Anyway, to come back to my point, although we could think of notable exceptions, nevertheless we can generally say that just as oral cultures have tended to esteem those who could quote the most wise sayings, and just as a litigious culture like 5th century BC Athens tended to esteem those who excelled in the rhetorical arts, and just as a reading-based cultures have esteemed those who could reason in the type of linear and sequential way that is favored by the book, so the digital age has seems to be orienting us towards esteeming those whose brains work like a good computer: those who can perform many operations at once (what we call multitasking), those who can calculate quickly and recall lots of information. But none of these things are necessarily indicative of a healthy brain and it is a mistake to judge us by the standard of our machines. The irony is that many people are arguing that the computer has actually diminished the need for humans to remember as much information and to calculate. In a world where everyone has access to the same information, the leaders will be those whose minds are able to do the things that computers cannot, like putting ideas together and making connections between things, or like thinking outside the box, asking questions that no one else has asked, or engaging in slow and thoughtful meditative thinking.
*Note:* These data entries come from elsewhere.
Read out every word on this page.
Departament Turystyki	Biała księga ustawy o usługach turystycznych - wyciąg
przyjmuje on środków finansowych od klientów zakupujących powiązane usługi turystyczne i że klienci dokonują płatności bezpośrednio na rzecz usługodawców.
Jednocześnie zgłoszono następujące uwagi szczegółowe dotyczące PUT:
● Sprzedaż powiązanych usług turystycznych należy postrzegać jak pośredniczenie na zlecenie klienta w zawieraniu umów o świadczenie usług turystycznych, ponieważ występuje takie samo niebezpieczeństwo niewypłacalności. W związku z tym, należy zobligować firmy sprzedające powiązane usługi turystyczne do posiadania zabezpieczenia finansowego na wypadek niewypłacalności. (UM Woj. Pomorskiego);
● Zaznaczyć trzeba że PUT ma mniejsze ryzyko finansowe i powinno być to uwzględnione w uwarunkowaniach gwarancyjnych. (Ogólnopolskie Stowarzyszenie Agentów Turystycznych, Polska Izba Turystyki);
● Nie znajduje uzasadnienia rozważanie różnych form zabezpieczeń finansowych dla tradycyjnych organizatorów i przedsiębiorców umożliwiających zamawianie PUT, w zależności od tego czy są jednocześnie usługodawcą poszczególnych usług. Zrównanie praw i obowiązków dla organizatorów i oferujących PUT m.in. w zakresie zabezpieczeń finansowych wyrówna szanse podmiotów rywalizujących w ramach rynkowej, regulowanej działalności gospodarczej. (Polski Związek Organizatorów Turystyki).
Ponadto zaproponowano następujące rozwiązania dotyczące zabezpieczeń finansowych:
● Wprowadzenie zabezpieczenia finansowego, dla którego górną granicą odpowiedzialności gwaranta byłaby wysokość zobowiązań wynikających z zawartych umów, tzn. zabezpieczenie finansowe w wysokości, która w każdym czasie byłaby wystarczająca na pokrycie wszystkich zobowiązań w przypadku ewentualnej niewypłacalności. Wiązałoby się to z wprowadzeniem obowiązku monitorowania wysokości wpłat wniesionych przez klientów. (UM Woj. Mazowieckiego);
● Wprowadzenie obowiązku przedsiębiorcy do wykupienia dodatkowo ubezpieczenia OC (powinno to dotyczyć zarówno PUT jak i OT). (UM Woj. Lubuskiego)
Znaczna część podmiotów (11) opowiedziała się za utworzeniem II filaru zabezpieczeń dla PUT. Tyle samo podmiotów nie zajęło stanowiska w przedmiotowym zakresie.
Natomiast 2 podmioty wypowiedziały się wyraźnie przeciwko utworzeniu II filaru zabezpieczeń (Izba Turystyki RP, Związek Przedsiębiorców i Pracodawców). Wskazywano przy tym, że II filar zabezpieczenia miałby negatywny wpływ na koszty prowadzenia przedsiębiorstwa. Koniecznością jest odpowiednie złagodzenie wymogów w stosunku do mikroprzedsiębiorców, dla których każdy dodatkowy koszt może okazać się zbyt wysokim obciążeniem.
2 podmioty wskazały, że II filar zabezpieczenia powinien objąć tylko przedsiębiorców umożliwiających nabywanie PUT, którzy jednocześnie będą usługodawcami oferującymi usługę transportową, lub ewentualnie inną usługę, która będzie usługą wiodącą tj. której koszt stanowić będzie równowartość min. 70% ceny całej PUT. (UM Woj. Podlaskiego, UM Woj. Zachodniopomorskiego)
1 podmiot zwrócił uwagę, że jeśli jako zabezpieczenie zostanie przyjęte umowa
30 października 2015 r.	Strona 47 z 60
You know, as I read writings from the age of steam power, I am impressed by how quickly writers defaulted to the steam engine when they needed a metaphor to describe the human condition or even the workings of the human body. We seem to be doing the same thing now with our digital machines, with the result that we can begin to unconsciously use the same criteria for assessing a good brain that we might use for assessing a good computer. Daniel Goleman brought this out in his book Focus which I referred to earlier. He wrote that “In a complex world where almost everyone has access to the same information, new value arises from the original synthesis, from putting ideas together in novel ways, and from smart questions that open up untapped potential. Creative insights entail joining elements in a useful, fresh way.” Goleman also shared how the 20th century German philosopher, Martin Heidegger, warned of a time when our technologies might lead us to think that there is only one correct way of thinking:
“Way back in the 1950s the philosophy Martin Heidegger warned against a looming ‘tide of technological revolution’ that might ‘so captivate, bewitch, dazzle, and beguile man that calculative thinking may someday come to be…the only way of thinking.’ That would come at the loss of ‘meditative thinking,’ a mode of reflection he saw as the essence of our humanity.
“I hear Heidegger’s warning in terms of the erosion of an ability at the core of reflection, the capacity to sustain attention to an ongoing narrative. Deep thinking demands sustaining a focused mind. The more distracted we are, the more shallow our reflections; likewise, the shorter our reflections, the more trivial they are likely to be. Heidegger, were he alive today, would be horrified if asked to tweet.”